Мужчина улыбнулся, возможно, немного грустно.
— У вас в причинное место вставлен катетер, сеньор Эспехо. Собственно, с его помощью вы и мочитесь. Я видел, что бывает с мужчинами, которые пытаются его выдернуть. У вас канал будет диаметром с мизинец. Ну, пока шрамы не заживут.
Рамон опустил взгляд. Санитар кивнул.
— Вам придется некоторое время побыть здесь, Рамон. Постарайтесь расслабиться и набраться сил. Я принесу вам немного фруктового желе, а вы попробуете немного поесть. Идет?
Рамон провел рукой по лицу. Борода его сделалась жесткой, курчавой, какой и была всегда.
— Угу, — сказал он. — Идет.
Санитар сочувственно похлопал его по ноге. Должно быть, ему не впервой приходилось иметь дело с пациентами, которых навещает полиция. Возможно, он знал, что предстоит потом, лучше, чем Рамон.
Рамон откинулся на жесткую больничную подушку, приготовился к долгой, бессонной, полной тревог ночи — и заснул прежде, чем понял, что вырубается. Проснулся он, когда в окна сочился неяркий утренний свет. Он попытался прислушаться к новостям, доносившимся из стоявшего в холле телевизора, но радостно щебечущий голос диктора раздражал его. Меньше действовали на психику негромкое жужжание аппаратов, далекие звонки вызова. Он пересчитывал все, что болело в его теле, и гадал, что делать дальше.

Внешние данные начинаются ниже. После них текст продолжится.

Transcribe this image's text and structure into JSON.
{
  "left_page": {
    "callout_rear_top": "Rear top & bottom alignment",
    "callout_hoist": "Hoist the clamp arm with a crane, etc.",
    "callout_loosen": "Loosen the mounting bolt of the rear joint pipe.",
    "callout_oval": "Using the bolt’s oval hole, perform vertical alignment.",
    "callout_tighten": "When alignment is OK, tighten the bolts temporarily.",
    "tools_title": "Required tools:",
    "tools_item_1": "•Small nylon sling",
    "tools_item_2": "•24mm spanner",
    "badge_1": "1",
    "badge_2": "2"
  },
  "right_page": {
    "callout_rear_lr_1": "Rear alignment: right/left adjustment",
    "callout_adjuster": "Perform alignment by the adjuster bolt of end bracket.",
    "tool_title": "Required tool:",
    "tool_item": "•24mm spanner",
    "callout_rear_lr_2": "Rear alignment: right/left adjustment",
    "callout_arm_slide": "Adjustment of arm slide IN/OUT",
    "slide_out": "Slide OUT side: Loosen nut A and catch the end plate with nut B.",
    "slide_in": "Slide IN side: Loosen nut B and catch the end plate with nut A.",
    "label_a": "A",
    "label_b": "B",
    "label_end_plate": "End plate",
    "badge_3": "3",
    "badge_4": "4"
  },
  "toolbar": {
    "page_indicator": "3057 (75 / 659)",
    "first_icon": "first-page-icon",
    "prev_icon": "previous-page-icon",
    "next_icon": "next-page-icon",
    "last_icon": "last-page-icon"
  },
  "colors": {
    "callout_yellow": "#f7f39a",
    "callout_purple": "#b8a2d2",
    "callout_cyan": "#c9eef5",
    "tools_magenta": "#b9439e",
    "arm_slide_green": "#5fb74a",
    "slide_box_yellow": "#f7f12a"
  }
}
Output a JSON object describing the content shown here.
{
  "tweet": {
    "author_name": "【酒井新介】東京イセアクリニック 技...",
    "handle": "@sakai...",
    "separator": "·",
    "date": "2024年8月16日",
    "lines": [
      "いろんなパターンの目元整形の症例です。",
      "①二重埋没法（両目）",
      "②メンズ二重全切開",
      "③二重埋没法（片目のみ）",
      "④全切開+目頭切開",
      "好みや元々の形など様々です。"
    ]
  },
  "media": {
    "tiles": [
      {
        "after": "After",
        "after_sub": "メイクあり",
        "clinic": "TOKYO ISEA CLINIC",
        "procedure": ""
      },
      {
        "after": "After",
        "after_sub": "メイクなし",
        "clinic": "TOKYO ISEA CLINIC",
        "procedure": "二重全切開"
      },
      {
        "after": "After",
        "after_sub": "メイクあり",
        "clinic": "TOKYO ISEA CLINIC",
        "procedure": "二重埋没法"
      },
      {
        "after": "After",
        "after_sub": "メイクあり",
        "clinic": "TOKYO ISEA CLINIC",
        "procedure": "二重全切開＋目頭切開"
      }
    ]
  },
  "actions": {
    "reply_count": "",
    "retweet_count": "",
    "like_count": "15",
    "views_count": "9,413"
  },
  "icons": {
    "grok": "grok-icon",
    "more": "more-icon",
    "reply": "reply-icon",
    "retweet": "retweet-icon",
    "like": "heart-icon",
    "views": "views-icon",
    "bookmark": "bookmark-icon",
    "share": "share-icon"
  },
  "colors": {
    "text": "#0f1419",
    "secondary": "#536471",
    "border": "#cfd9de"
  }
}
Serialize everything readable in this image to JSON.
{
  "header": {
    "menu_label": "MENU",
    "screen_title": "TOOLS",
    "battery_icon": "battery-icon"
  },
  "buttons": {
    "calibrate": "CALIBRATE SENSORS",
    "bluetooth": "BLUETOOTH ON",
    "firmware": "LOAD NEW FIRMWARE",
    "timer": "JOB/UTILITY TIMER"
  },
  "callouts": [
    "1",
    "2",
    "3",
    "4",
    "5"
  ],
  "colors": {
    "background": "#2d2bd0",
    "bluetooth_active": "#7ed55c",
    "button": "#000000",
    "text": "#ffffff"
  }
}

Поначалу все представлялось просто: убраться из города до прихода эний, до тех пор, пока не уляжется история с европейцем. Позже — освободиться из плена, вернуться и поднять шум насчет Маннека и его улья на севере. Еще позже — вернуться и заявить о своих правах, возможно, предоставив двойнику улаживать свои недоразумения с полицией. И вот он здесь, снова в Диеготауне, привязанный за причинное место в ожидании визита полицейских. По сравнению с этим даже сахаил казался мелочью.
За окнами жил обычной утренней жизнью город. В воздухе роились фургоны и пассажирские флаеры, и солнце, отражаясь от них, время от времени слепило Рамона, словно блики с поверхности воды. Негромкий рокот маршевых двигателей челнока объявлял о начале очередного рейса к парившим в небе кораблям. Космопорта Рамон из своего окна не видел, но звук этот распознавал безошибочно: так несколько веков назад жившие у вокзала старики различали по гудку поезда.